我々の血栓形成モデルでは、まずレーザー照射により活性酸素の産生が誘発されて血管内皮に血小板が付着する。その後、血小板はその数を増やし積み上がり、血管内腔を狭小化し、血液の流速は遅くなる。その後、赤血球、もしくは、白血球がプラギングを起こし、血管は閉塞する。本モデルが特徴的なのは、血栓形成の全過程が数十秒で終わり、時間的に経過がきわめて早い事である。本モデルではレーザー照射後に血栓形成に寄与した血小板数を数えることにより血栓形成能が定量可能であり、従来の頸動脈に対する塩化鉄傷害モデルにおける血栓による閉塞時間とも強い相関を示しており、生体内の血小板機能をきわめて鋭敏に示していると考えられる。それだけでなく、従来の止血時間の計測では分からなかった、血栓形成の素過程が可視化されており、遺伝子改変の効果がどの過程に影響を及ぼしているかを明らかにすることが出来る。

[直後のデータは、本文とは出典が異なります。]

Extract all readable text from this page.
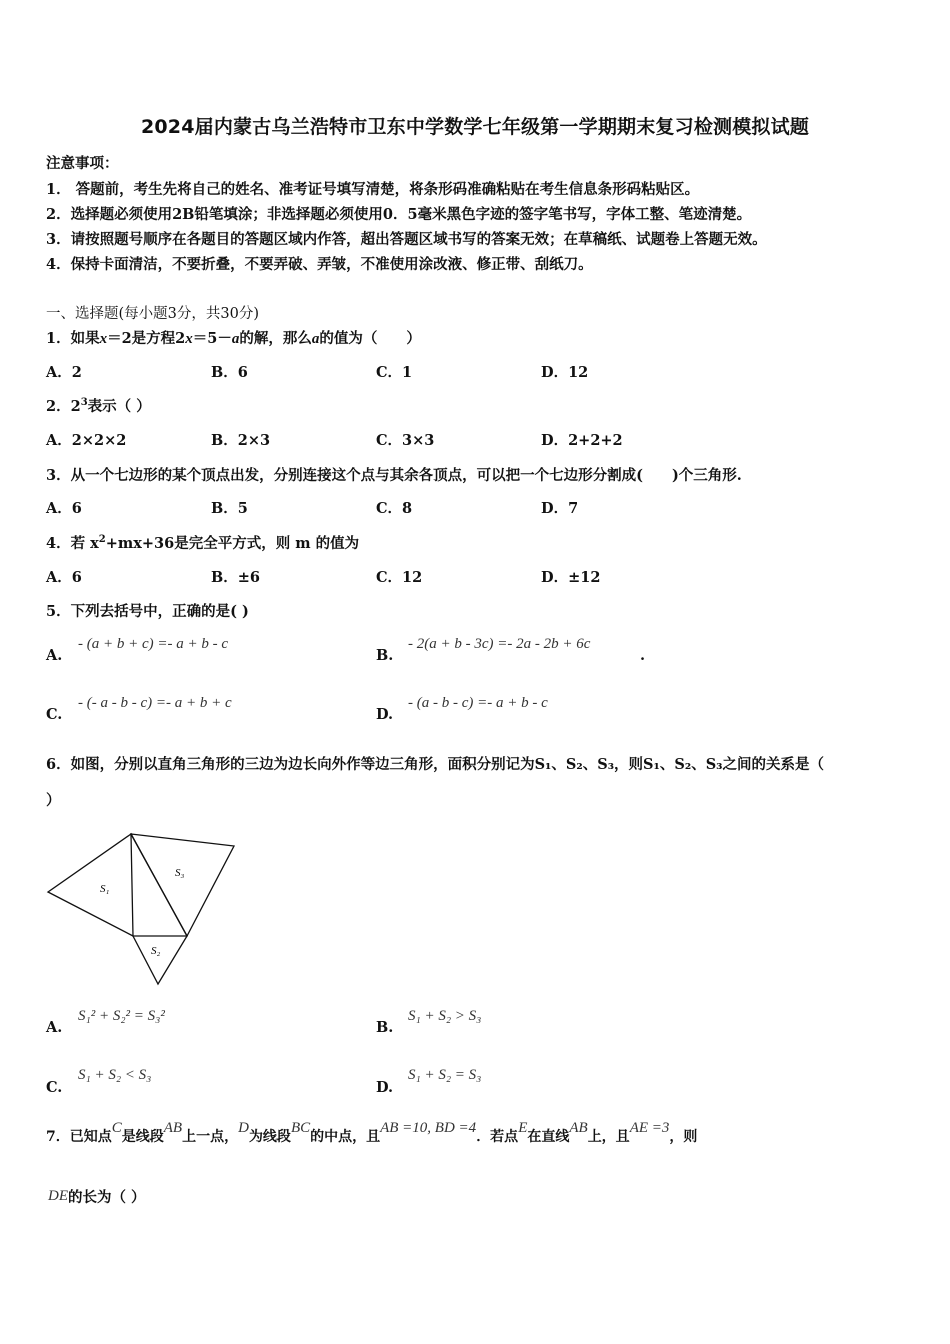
2024届内蒙古乌兰浩特市卫东中学数学七年级第一学期期末复习检测模拟试题
注意事项：
1． 答题前，考生先将自己的姓名、准考证号填写清楚，将条形码准确粘贴在考生信息条形码粘贴区。
2．选择题必须使用2B铅笔填涂；非选择题必须使用0．5毫米黑色字迹的签字笔书写，字体工整、笔迹清楚。
3．请按照题号顺序在各题目的答题区域内作答，超出答题区域书写的答案无效；在草稿纸、试题卷上答题无效。
4．保持卡面清洁，不要折叠，不要弄破、弄皱，不准使用涂改液、修正带、刮纸刀。
一、选择题(每小题3分，共30分)
1．如果x＝2是方程2x＝5－a的解，那么a的值为（　　）
A．2	B．6	C．1	D．12
2．$2^3$表示（ ）
A．2×2×2	B．2×3	C．3×3	D．2+2+2
3．从一个七边形的某个顶点出发，分别连接这个点与其余各顶点，可以把一个七边形分割成(　　)个三角形.
A．6	B．5	C．8	D．7
4．若 $x^2+mx+36$是完全平方式，则 m 的值为
A．6	B．±6	C．12	D．±12
5．下列去括号中，正确的是( )
A.
- (a + b + c) =- a + b - c
B.
- 2(a + b - 3c) =- 2a - 2b + 6c
.
C.
- (- a - b - c) =- a + b + c
D.
- (a - b - c) =- a + b - c
6．如图，分别以直角三角形的三边为边长向外作等边三角形，面积分别记为S₁、S₂、S₃，则S₁、S₂、S₃之间的关系是（
）
S₁
S₃
S₂
A.
S₁² + S₂² = S₃²
B.
S₁ + S₂ > S₃
C.
S₁ + S₂ < S₃
D.
S₁ + S₂ = S₃
7．已知点C是线段AB上一点，D为线段BC的中点，且AB =10, BD =4．若点E在直线AB上，且AE =3，则
DE的长为（ ）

我々は本手法を用いて、Lnk というアダプター蛋白に注目して実験を進めた。Lnk は血球系幹細胞の維持に重要な蛋白であるが、巨核球・血小板にも発現している。興味深い事に、Lnk の欠損した遺伝子改変動物では、流血中の末梢血小板数が野生型の5 倍になるにもかかわらず血栓性を示さず、むしろ止血時間が延長しており、Lnk の欠損が血小板機能に影響をもたらしていると考えた。骨髄移植を行い作成したLnk キメラマウスを用い、生体イメージングにより血栓形成過程を観察したところ、Lnk キメラマウスではレーザー傷害により血小板は血管内皮に付着するものの、血栓は安定化・piling up せず血流に押し流され、血小板血栓の発達が阻害されていた。すなわち、Lnkが血栓の安定化に寄与している事が示された。分子生物学的機序としてはインテグリンのシグナリングにリン酸化したLnk がC-Src、Fyn などと協同して関与していた(文献9)。以上よりLnk が生体内血栓の形成・安定化に寄与していることが明確に示された。

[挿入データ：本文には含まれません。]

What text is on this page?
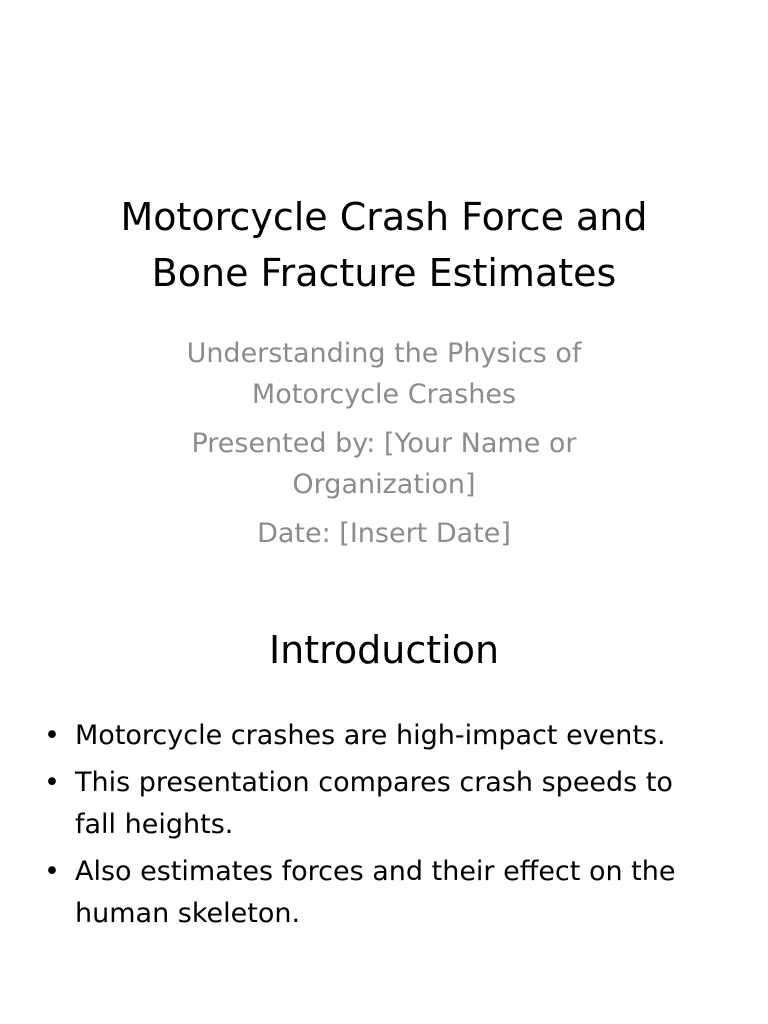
Motorcycle Crash Force and
Bone Fracture Estimates

Understanding the Physics of Motorcycle Crashes

Presented by: [Your Name or Organization]

Date: [Insert Date]

Introduction
• Motorcycle crashes are high-impact events.
• This presentation compares crash speeds to fall heights.
• Also estimates forces and their effect on the human skeleton.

近年、Lnk の遺伝子変異がヒトにおいて多血症・血小板無力症や骨髄増殖性疾患を引き起こすことが報告されている(文献10,11)。多血症では血小板数は増加するものの、血小板機能は低下していることが多く、今回、Lnk ノックアウトマウスでみられた表現型にきわめて近いと言える。

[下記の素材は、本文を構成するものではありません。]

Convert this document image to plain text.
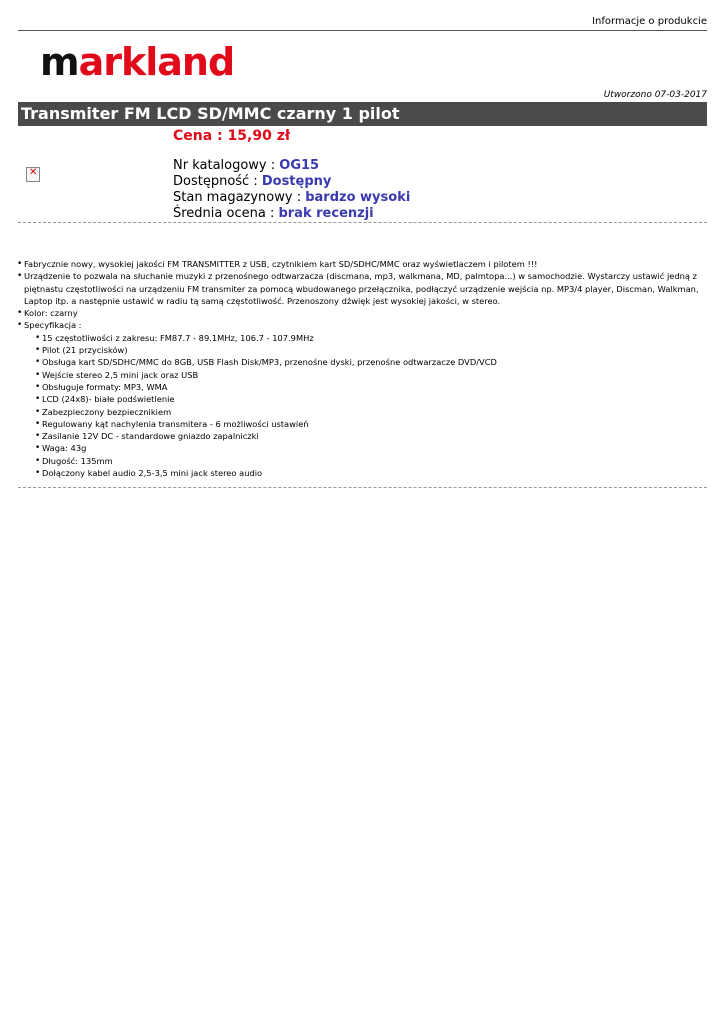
Informacje o produkcie
markland
Utworzono 07-03-2017
Transmiter FM LCD SD/MMC czarny 1 pilot
Cena : 15,90 zł
✕	Nr katalogowy : OG15
Dostępność : Dostępny
Stan magazynowy : bardzo wysoki
Średnia ocena : brak recenzji
• Fabrycznie nowy, wysokiej jakości FM TRANSMITTER z USB, czytnikiem kart SD/SDHC/MMC oraz wyświetlaczem i pilotem !!!
• Urządzenie to pozwala na słuchanie muzyki z przenośnego odtwarzacza (discmana, mp3, walkmana, MD, palmtopa...) w samochodzie. Wystarczy ustawić jedną z piętnastu częstotliwości na urządzeniu FM transmiter za pomocą wbudowanego przełącznika, podłączyć urządzenie wejścia np. MP3/4 player, Discman, Walkman, Laptop itp. a następnie ustawić w radiu tą samą częstotliwość. Przenoszony dźwięk jest wysokiej jakości, w stereo.
• Kolor: czarny
• Specyfikacja :
• 15 częstotliwości z zakresu: FM87.7 - 89.1MHz, 106.7 - 107.9MHz
• Pilot (21 przycisków)
• Obsługa kart SD/SDHC/MMC do 8GB, USB Flash Disk/MP3, przenośne dyski, przenośne odtwarzacze DVD/VCD
• Wejście stereo 2,5 mini jack oraz USB
• Obsługuje formaty: MP3, WMA
• LCD (24x8)- białe podświetlenie
• Zabezpieczony bezpiecznikiem
• Regulowany kąt nachylenia transmitera - 6 możliwości ustawień
• Zasilanie 12V DC - standardowe gniazdo zapalniczki
• Waga: 43g
• Długość: 135mm
• Dołączony kabel audio 2,5-3,5 mini jack stereo audio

今後は、さらに様々な血小板機能に異常を来す遺伝子改変動物における血栓形成過程・血小板動態を観察することにより、「生体内の血栓形成の各過程における遺伝子・物質の関与」を検討していきたい。
3.7 iPS 由来人工血小板の体内イメージング
近年の、多能性幹細胞(ES, iPS)の研究の進歩により、細胞療法を含む再生医学での広い範囲での臨床応用が期待されている。しかし、これらの基礎研究を臨床に繋げるためには、ヒトを対象とした研究に移行する前に、実際に試験管内で作成した細胞が、実際の個体(マウス及び大動物)の中でどのように機能しているか、どのように病変に働くかを明らかにすることは必須である。しかし、今までこれらiPS 由来の分化誘導細胞の体内での細胞動態を検討する手法は存在しなかった。共同研究者の東京大学医科学研究所幹細胞治療分野江藤准教授チームはC-Myc の発現をコントロールすることにより、飛躍的に効率的に、ヒトiPS 由来の人工血小板を作成する手法を確立した。我々は生体イメージングを用いて、こうして得られたヒトiPS 由来血小板の体内動態の可視化を行った。観察に用いて免疫不全マウス(NOG マウス)の体内で、iPS 由来血小板の細胞動態が捉えられ、iPS 由来血小板がマウス体内を循環しているだけでなく、レーザー傷害により誘発された血栓形成部位においてはホスト血小板とiPS 由来血小板が相互作用しながら血栓を形成するさまが観察された。つまり「人工血小板は体内を循環し、血栓も作る」事が証明されたわけである。本イメージング手法はiPS 分化誘導細胞を用いた細胞療法の臨床応用にむけて、安全性・有用性を評価する上できわめて有用性が高い手法と言える(文献12、図5)。
4.考察
次世代のイメージング我々は主にニポウ式レーザー共焦点、一光子励起の組み合わせで画像取得を行ってきた。しかし、深部臓器・臓器内部の構造に関しては可視化できず、遺伝子機能も不明であった。生体の各種病態下での細胞連関・情報伝達異常をより明らかにするためには、形態と機能と組み合わせた深部の光イメージングが今後必要になると考えられる。例えば、遺伝子改変動物を用いた遺伝子機能の光による解析を、二光子フェムト秒レーザーと高速スキャニング共焦点システムで行うというものであり、今後の光学機器の開発・改良が望まれる。